Ağzıma doğru tutulan maske hava üflüyordu suratıma. "Sesli olarak ondan geriye sayabilirsin."
Beynimin iç içe giriyormuş gibi hissetmesine karşın kaşlarımı kaldırdım ama doktorun söylediğini yaptım.
"On.. dokuz.. sekiz.. yedi.." devamı gelmemişti. Gözlerim, sanki bütün bedenimle birlikte kapanmıştı.
Ve sonra, gözlerim sanki yeni doğmuşum gibi bir hissi anımsatırken tekrar açıldı. Çapaklar kirpiklerimi öyle sıkı sarmıştı ki canımı yakmıştı gözlerimi açmak.
Etraf bembeyazdı, kimse yoktu. Binlerce ses vardı. Belki de sadece yankı yapıyorlardı. Belki de sadece ben yankı yapıyorlarmış gibi hissediyordum.
Bütün bedenimde hiçbir şey hissetmiyordum. Göz kırpıyordum ama etrafın kararıp yeniden aydınlandığını bile anlayamıyordum. Narkozun etkisinde olmadığıma emindim. Veya değildim. Cidden, neyin ne olduğundan, durumumdan, hiçbir şeyden emin değildim.

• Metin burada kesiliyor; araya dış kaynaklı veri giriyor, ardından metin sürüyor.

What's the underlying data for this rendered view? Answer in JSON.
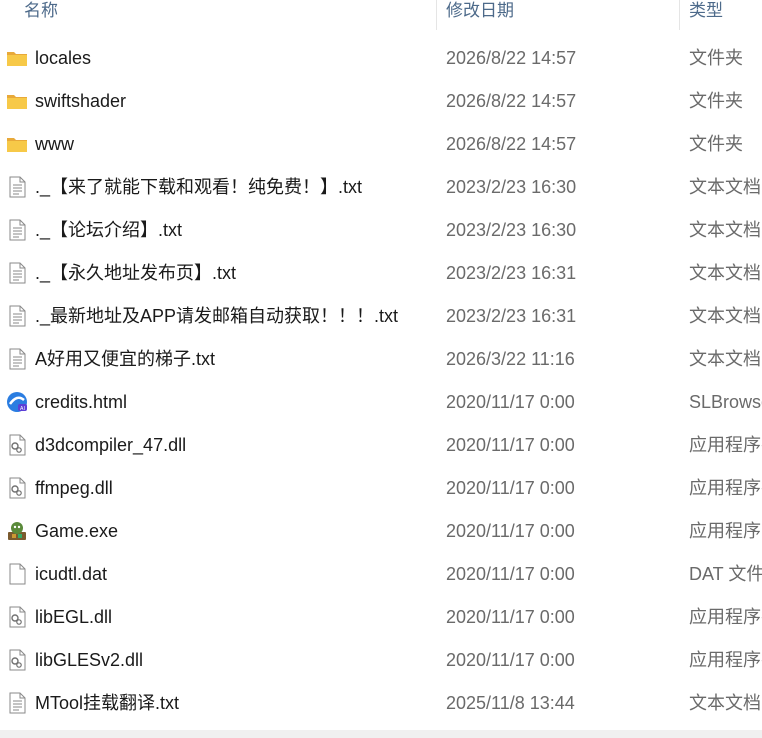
{
  "columns": {
    "name": "名称",
    "date": "修改日期",
    "type": "类型"
  },
  "files": [
    {
      "name": "locales",
      "date": "2026/8/22 14:57",
      "type": "文件夹",
      "icon": "folder-icon"
    },
    {
      "name": "swiftshader",
      "date": "2026/8/22 14:57",
      "type": "文件夹",
      "icon": "folder-icon"
    },
    {
      "name": "www",
      "date": "2026/8/22 14:57",
      "type": "文件夹",
      "icon": "folder-icon"
    },
    {
      "name": "._【来了就能下载和观看！纯免费！】.txt",
      "date": "2023/2/23 16:30",
      "type": "文本文档",
      "icon": "text-file-icon"
    },
    {
      "name": "._【论坛介绍】.txt",
      "date": "2023/2/23 16:30",
      "type": "文本文档",
      "icon": "text-file-icon"
    },
    {
      "name": "._【永久地址发布页】.txt",
      "date": "2023/2/23 16:31",
      "type": "文本文档",
      "icon": "text-file-icon"
    },
    {
      "name": "._最新地址及APP请发邮箱自动获取！！！.txt",
      "date": "2023/2/23 16:31",
      "type": "文本文档",
      "icon": "text-file-icon"
    },
    {
      "name": "A好用又便宜的梯子.txt",
      "date": "2026/3/22 11:16",
      "type": "文本文档",
      "icon": "text-file-icon"
    },
    {
      "name": "credits.html",
      "date": "2020/11/17 0:00",
      "type": "SLBrowser",
      "icon": "slbrowser-icon"
    },
    {
      "name": "d3dcompiler_47.dll",
      "date": "2020/11/17 0:00",
      "type": "应用程序扩展",
      "icon": "dll-icon"
    },
    {
      "name": "ffmpeg.dll",
      "date": "2020/11/17 0:00",
      "type": "应用程序扩展",
      "icon": "dll-icon"
    },
    {
      "name": "Game.exe",
      "date": "2020/11/17 0:00",
      "type": "应用程序",
      "icon": "game-exe-icon"
    },
    {
      "name": "icudtl.dat",
      "date": "2020/11/17 0:00",
      "type": "DAT 文件",
      "icon": "blank-file-icon"
    },
    {
      "name": "libEGL.dll",
      "date": "2020/11/17 0:00",
      "type": "应用程序扩展",
      "icon": "dll-icon"
    },
    {
      "name": "libGLESv2.dll",
      "date": "2020/11/17 0:00",
      "type": "应用程序扩展",
      "icon": "dll-icon"
    },
    {
      "name": "MTool挂载翻译.txt",
      "date": "2025/11/8 13:44",
      "type": "文本文档",
      "icon": "text-file-icon"
    }
  ],
  "colors": {
    "folder": "#f4c14a",
    "header_text": "#4d6a8a",
    "secondary_text": "#6a6a6a"
  }
}
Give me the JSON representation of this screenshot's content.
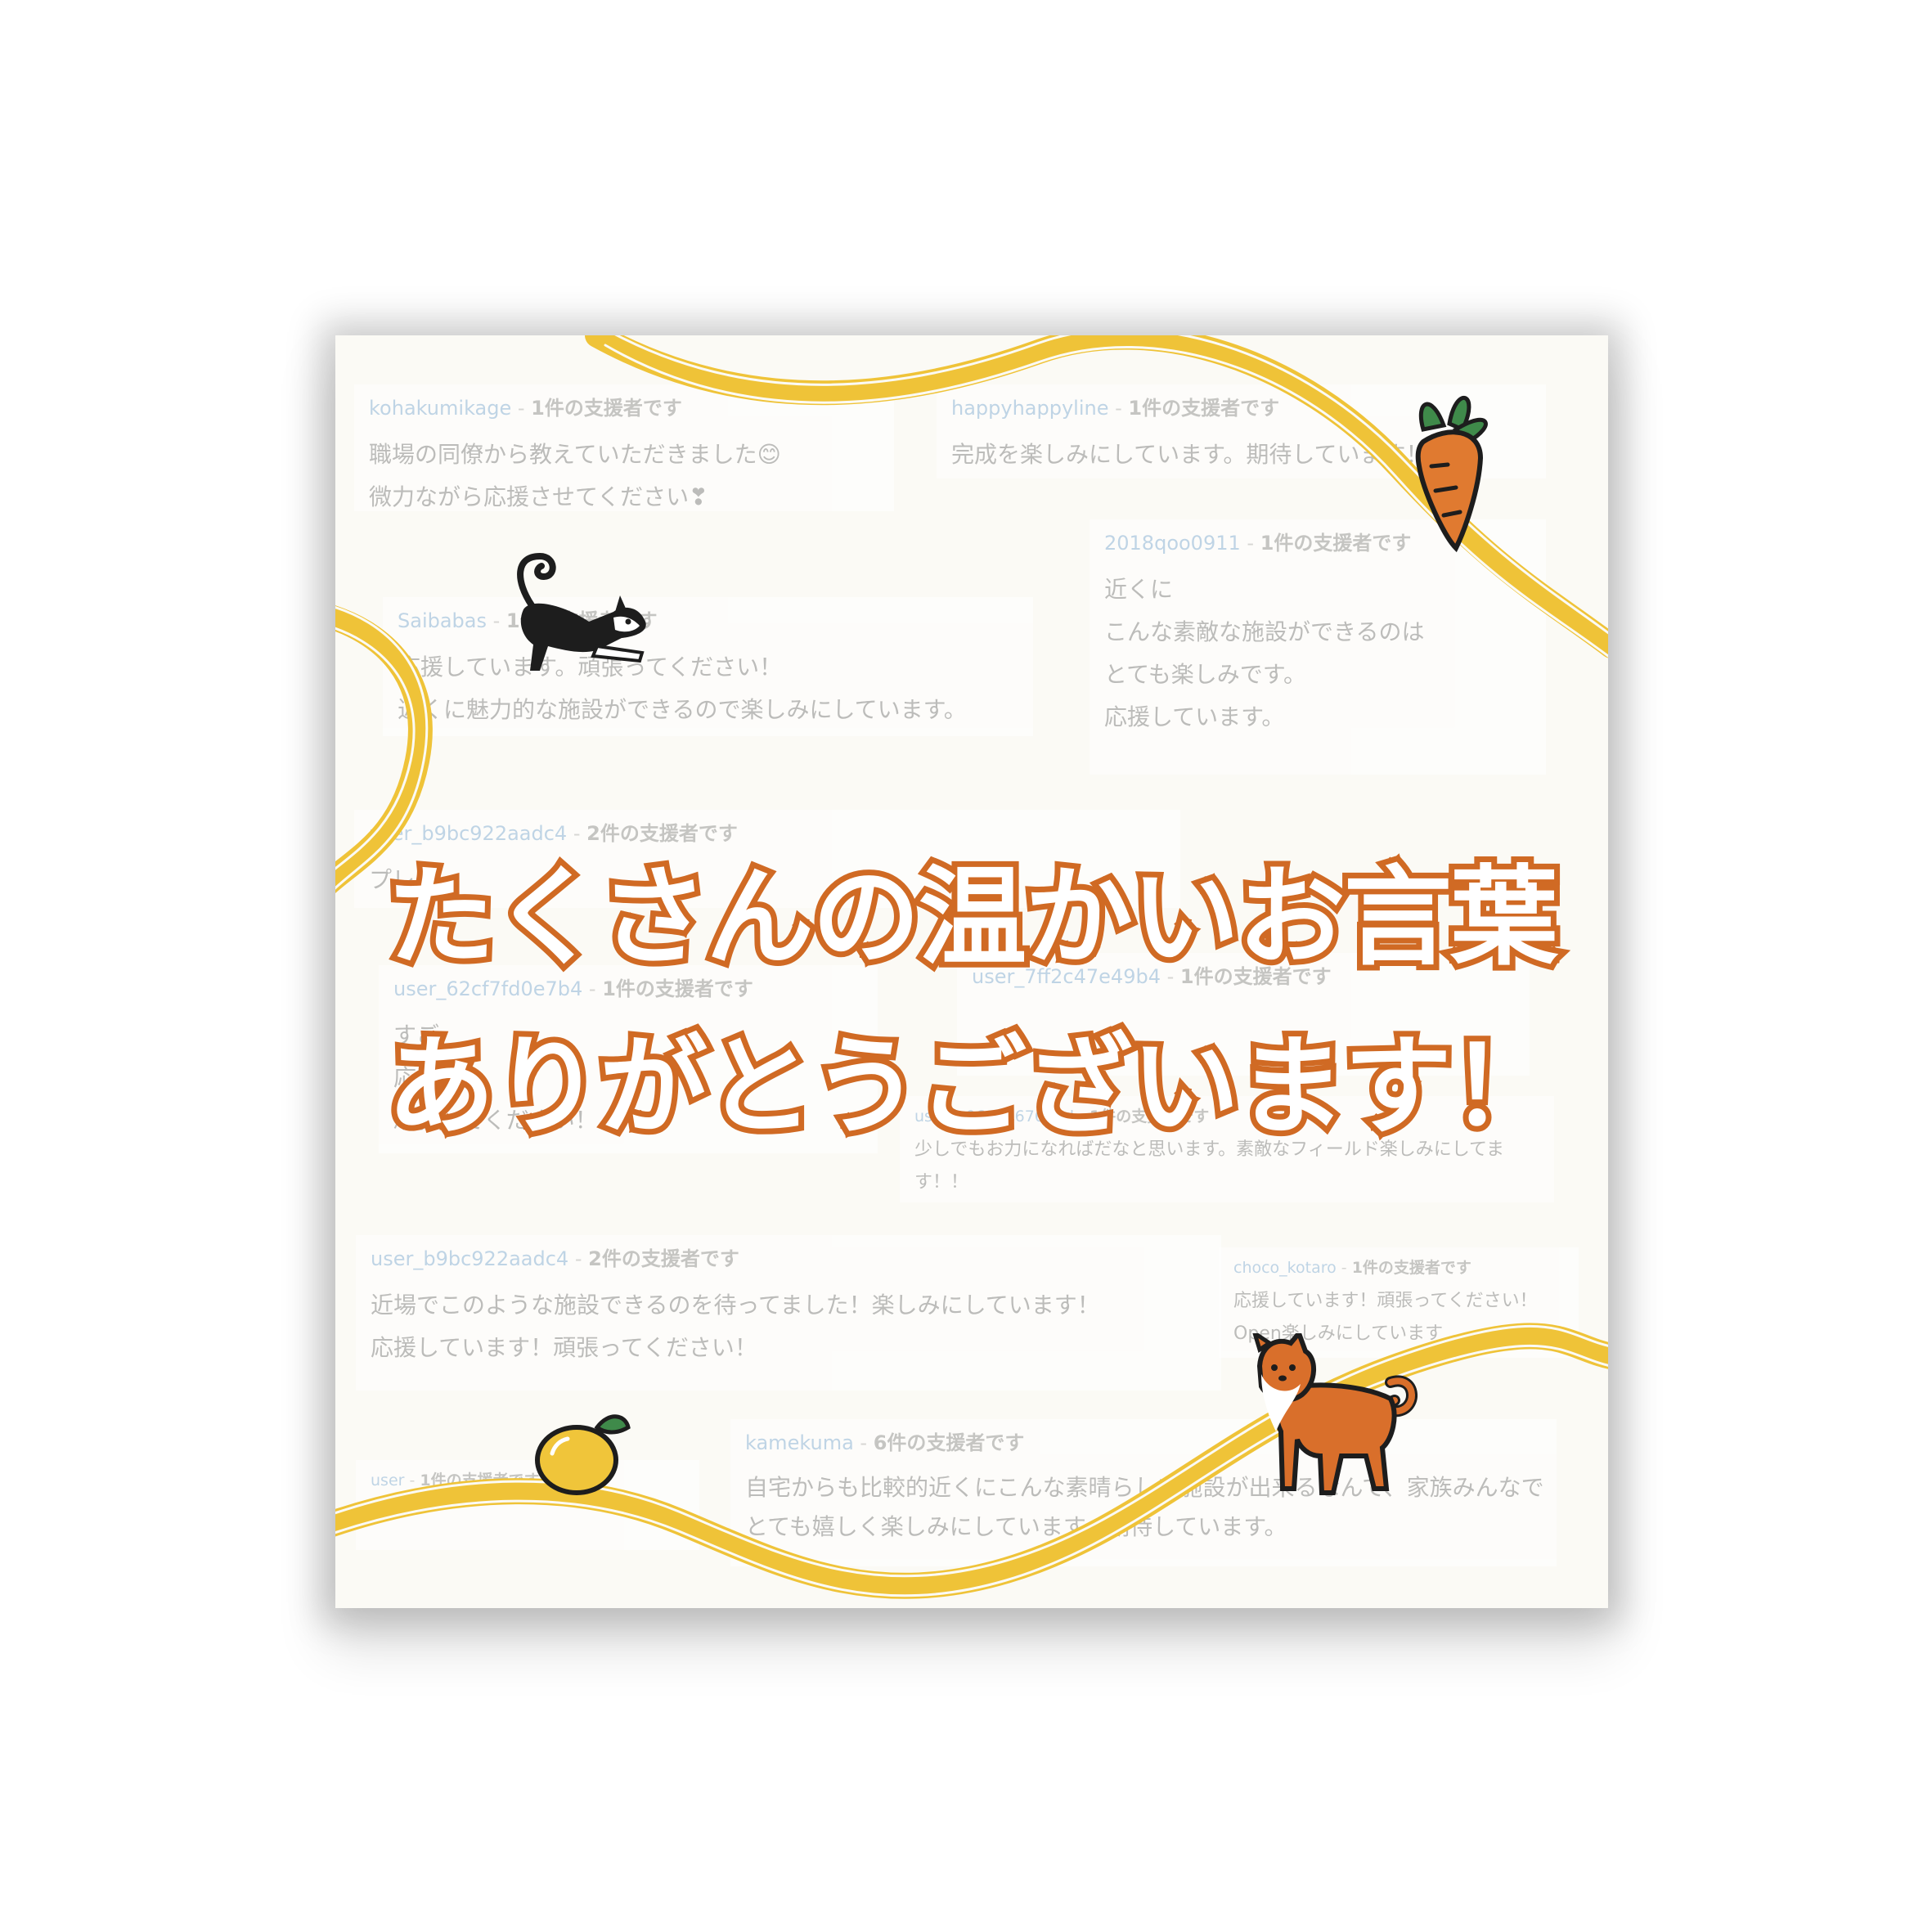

Hatta kendimi, hayatımı hatırlamam bile zaman almıştı.
Bir süre sonra sesler normal boyutuna dönüyordu ki kapı hızla açıldı. Bu kadar ağır durumda olan bir hastanın kapısının bu düzeyde sesli şekilde açılması ne kadar mantıklıydı? Bana pek de mantıklı gelmemişti. Kapı sesi ekstra bir gümbürtüyle kafamın içinde birkaç kere daha çınladı.
Üzerime adeta saldıran hemşirelerin hepsine bakmak için göz bebeklerimi çok hızlı hareket ettirmem gerekiyordu ki bu şu an benim için imkansızın da ötesiydi. Gözlerimi yeniden kapattığımda gözümde Jeno canlanmıştı.
Bütün gülümsediği anları teker teker tekrar yaşadım. Dans edişi, yemek yapışı, patenlerinin üzerindeki duruşu..
Yeminlerini ilk bozduğum o an, aklımızı yitirmişiz gibi seviştiğimiz o gece, bana dokunuşları, ona dokunuşlarım. Bedenimde gezinen dudakları.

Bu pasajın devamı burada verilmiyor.